La (re)nationalisation des autoroutes est un sujet très épineux qui divise depuis des années en France. Le débat est nimbé de tensions et questions obscures. On parle de sommes parfois astronomiques, d’abus, de tarifications perçues comme injustes par les Français voire même de « scandale des autoroutes », dixit dans les colonnes de Libération Boris Vallaud, un député du Parti Socialiste (PS). Et il semblerait que le gouvernement se penche finalement à cette question : le Sénat a ouvert une commission d’enquête pour réfléchir à ce sujet.
Pourquoi parle-t-on de nationalisation des autoroutes françaises ?
Un peu d’histoire : la France a commencé à développer son réseau autoroutier à la fin des années 1920. Mais c’est durant les Trente Glorieuses qu’elle a développé son gigantesque réseau autoroutier, qui s’étend désormais sur plus de 11 000 kilomètres. Nous disposons d’un réseau de premier ordre, garantissant un niveau de sécurité cinq fois supérieur aux autres réseaux routiers. C’est l’un des meilleurs, voire le meilleur réseau européen. Mais une donnée vient entacher ce tableau quasi idéal : notre réseau est cher, très cher.
Il faut dire que chaque année au 1er février, la tarification des péages augmente de façon systématique. Les Gilets Jaunes n’ont d’ailleurs pas été indifférents à ces hausses : ils ont bloqué de nombreux péages pour manifester contre ces augmentations jugées injustes. Mais pourquoi paie-t-on si cher ? Nous en venons donc à la question qui fâche.
Sont mises en cause les diverses privatisations qui ont eu lieu au cours de l’histoire de ces autoroutes. On en a compté plusieurs : la privatisation partielle des autoroutes du sud de la France sous le gouvernement Jospin, des autoroutes Paris-Rhin-Rhône et de la société des autoroutes du Nord et de l’Est de la France sous le gouvernement Raffarin et… les privatisations totales du gouvernement Villepin en 2006. Ce sont bien ces dernières qui ont laissé un goût amer dans la bouche de nombreux Français.
Pourquoi les autoroutes ont-elles été privatisées ?
Le motif était simple : renflouer les caisses de l’État et rapporter des fonds pour financer de nouveaux projets.
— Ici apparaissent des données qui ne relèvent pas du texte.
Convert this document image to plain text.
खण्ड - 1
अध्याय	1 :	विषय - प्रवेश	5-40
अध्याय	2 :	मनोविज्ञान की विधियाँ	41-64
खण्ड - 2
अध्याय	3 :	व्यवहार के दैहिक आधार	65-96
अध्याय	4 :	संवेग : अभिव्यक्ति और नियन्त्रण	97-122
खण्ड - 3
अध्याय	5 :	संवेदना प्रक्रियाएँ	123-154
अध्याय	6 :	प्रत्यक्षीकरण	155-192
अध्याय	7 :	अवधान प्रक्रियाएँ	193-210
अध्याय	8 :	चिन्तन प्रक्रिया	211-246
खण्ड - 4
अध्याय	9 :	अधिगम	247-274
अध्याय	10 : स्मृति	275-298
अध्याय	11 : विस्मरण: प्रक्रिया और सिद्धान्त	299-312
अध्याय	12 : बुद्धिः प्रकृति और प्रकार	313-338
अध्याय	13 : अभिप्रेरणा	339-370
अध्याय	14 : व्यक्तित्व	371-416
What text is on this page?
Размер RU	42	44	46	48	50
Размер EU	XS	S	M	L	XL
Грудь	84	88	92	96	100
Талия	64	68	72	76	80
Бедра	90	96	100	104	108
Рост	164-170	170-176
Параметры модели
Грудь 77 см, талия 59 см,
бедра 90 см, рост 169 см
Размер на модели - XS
À ce moment, le gain du gouvernement est d’environ 15 milliards d’euros. Toutefois, quelques « détails » chiffonnent. Les contrats passés entre l’État et divers acteurs privés (Vinci, Eiffage, Abertis) permettent à ces derniers d’augmenter les prix des péages de façon annuelle au dessus de l’inflation.
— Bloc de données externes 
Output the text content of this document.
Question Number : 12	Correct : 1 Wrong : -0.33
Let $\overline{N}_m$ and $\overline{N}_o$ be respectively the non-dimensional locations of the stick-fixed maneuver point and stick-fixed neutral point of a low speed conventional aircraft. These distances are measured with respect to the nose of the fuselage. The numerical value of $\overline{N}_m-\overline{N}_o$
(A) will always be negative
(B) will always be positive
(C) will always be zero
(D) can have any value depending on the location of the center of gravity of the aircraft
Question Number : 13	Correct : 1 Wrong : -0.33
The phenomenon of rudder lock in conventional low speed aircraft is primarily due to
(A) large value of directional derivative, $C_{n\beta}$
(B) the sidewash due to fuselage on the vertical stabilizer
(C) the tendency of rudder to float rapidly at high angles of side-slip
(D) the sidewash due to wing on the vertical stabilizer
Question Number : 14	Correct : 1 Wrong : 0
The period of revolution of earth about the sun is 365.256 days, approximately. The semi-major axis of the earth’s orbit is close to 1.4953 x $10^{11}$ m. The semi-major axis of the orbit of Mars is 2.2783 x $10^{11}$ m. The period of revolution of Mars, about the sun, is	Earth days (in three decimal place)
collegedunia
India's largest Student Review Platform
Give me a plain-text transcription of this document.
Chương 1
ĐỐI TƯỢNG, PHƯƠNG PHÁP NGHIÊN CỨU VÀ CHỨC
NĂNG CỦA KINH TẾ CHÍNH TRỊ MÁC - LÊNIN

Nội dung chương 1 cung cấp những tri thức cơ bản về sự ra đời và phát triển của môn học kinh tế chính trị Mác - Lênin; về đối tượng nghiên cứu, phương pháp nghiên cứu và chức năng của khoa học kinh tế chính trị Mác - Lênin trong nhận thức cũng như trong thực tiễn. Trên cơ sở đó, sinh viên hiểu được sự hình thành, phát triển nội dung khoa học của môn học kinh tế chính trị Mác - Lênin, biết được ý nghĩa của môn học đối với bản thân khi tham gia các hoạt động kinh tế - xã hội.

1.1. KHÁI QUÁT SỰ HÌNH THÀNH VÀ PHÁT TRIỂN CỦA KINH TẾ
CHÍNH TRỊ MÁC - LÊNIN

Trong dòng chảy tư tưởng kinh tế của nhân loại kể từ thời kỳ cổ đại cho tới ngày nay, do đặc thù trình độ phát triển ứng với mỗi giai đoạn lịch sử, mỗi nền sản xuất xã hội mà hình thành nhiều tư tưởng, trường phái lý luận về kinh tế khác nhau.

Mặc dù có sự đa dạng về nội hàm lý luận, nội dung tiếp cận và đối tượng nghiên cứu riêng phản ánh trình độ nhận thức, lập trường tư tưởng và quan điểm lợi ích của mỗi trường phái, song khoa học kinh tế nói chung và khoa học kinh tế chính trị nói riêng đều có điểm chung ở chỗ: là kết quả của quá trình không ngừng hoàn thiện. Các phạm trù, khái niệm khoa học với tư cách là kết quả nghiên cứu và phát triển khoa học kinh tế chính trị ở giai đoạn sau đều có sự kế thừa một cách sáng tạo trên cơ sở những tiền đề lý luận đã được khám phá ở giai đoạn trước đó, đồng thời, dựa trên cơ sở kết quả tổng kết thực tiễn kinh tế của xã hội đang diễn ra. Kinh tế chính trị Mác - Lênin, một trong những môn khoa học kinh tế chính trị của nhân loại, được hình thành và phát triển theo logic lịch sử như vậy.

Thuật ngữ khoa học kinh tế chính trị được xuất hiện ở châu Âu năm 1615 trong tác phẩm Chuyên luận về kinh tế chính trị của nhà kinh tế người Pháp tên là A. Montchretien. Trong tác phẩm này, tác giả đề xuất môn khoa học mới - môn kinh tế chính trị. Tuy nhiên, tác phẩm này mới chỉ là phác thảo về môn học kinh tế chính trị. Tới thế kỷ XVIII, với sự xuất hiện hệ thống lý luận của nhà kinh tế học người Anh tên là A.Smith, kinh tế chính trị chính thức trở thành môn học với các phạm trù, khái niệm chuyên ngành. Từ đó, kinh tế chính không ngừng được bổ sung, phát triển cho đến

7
Très vite, les critiques fusent en direction du gouvernement : « l’État a accepté de compenser par des hausses de tarifs un grand nombre d’investissements de faible ampleur, dont l’utilité pour l’usager n’était pas toujours avérée », analyse par exemple la Cour des comptes dans un rapport de 2013. « La rentabilité exceptionnelle des sociétés concessionnaires d’autoroutes historiques est assimilable à une rente, qui doit être davantage régulée en faveur de l’État et des usagers », allègue encore l’Autorité de la concurrence en 2014. L’opinion publique et les automobilistes français sont également très remontés contre les termes et conditions de ces contrats. Et d’après les données de Caradisiac, les actionnaires des groupes privés gérant les autoroutes françaises auraient récolté quelques 2,8 milliards d’euros rien qu’en 2018, plus du double de leurs investissements, en clair.
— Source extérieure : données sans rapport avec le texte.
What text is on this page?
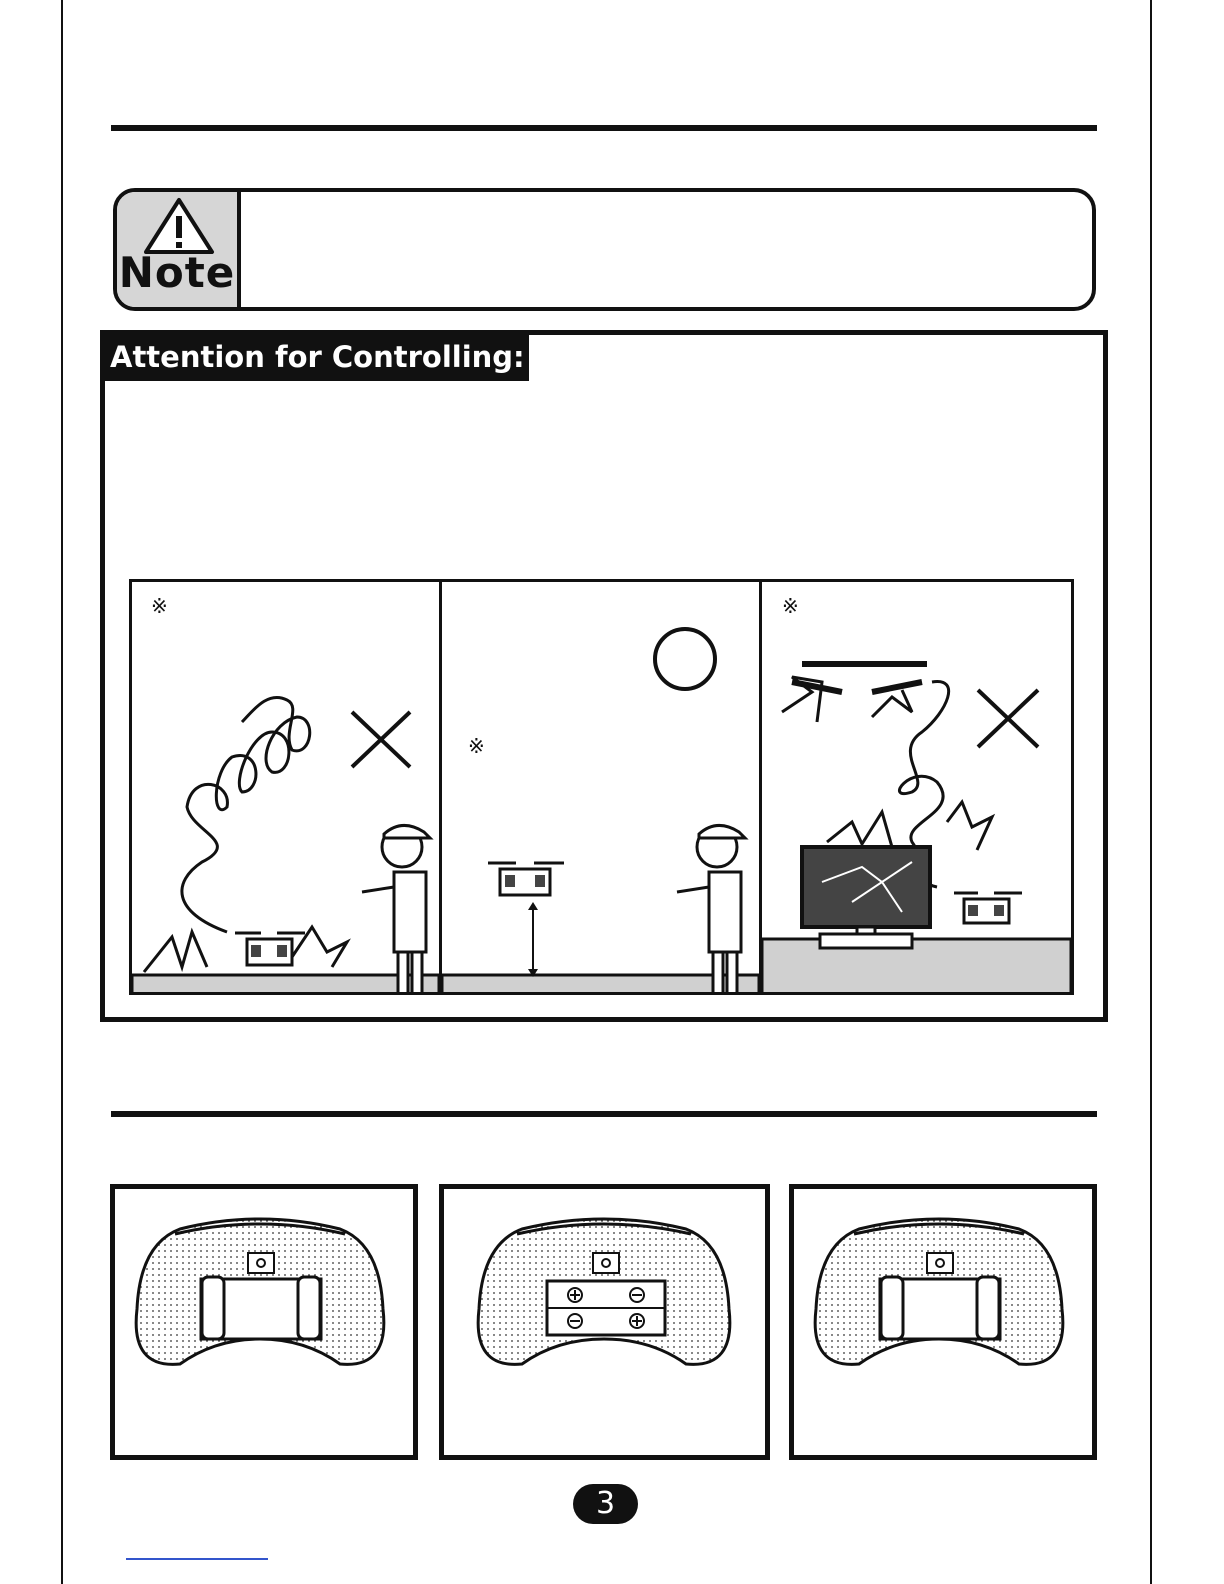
Note
Attention for Controlling:
※
※
※
3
Le Sénat a ouvert une commission d’enquête
Ainsi, le Sénat a ouvert une commission d’enquête composée de 21 membres. Ils devront se pencher sur « le contrôle, la régulation et l’évolution des concessions autoroutières ». À la fin de l’enquête, c’est-à-dire dans six mois, un bilan de la gestion privatisée devrait émerger et répondrait à la question suivante : faut-il conserver le statut actuel ou renationaliser le réseau autoroutier français ? À savoir que le Sénat ne se positionne pas dans le débat et chercherait plutôt une solution alternative tout en mettant fin au statu quo.
Cette enquête mandatée par le Sénat porte sur trois axes de réflexion :
- la négociation des concessions ;
- l’équilibre économique (i.e. la durée des contrats et la tarification des péages) ;
- les travaux et l’entretien réalisés sur les voies.
Combien coûterait la renationalisation des autoroutes ?
Certes, il est difficile de parler de nationalisation sans mentionner son coût potentiel. Et c’est là encore un sujet qui divise. Hervé Maurey, sénateur de centre suggérait une somme de 20 milliards d’euros dans une interview au Parisien le 1er février 2019. Pour certains experts, la facture s’élèverait à plus du double de cette somme…
Toujours est-il qu’en l’état actuel des choses, les termes des contrats passés par Dominique de Villepin s’échelonnent de 2031 à 2036.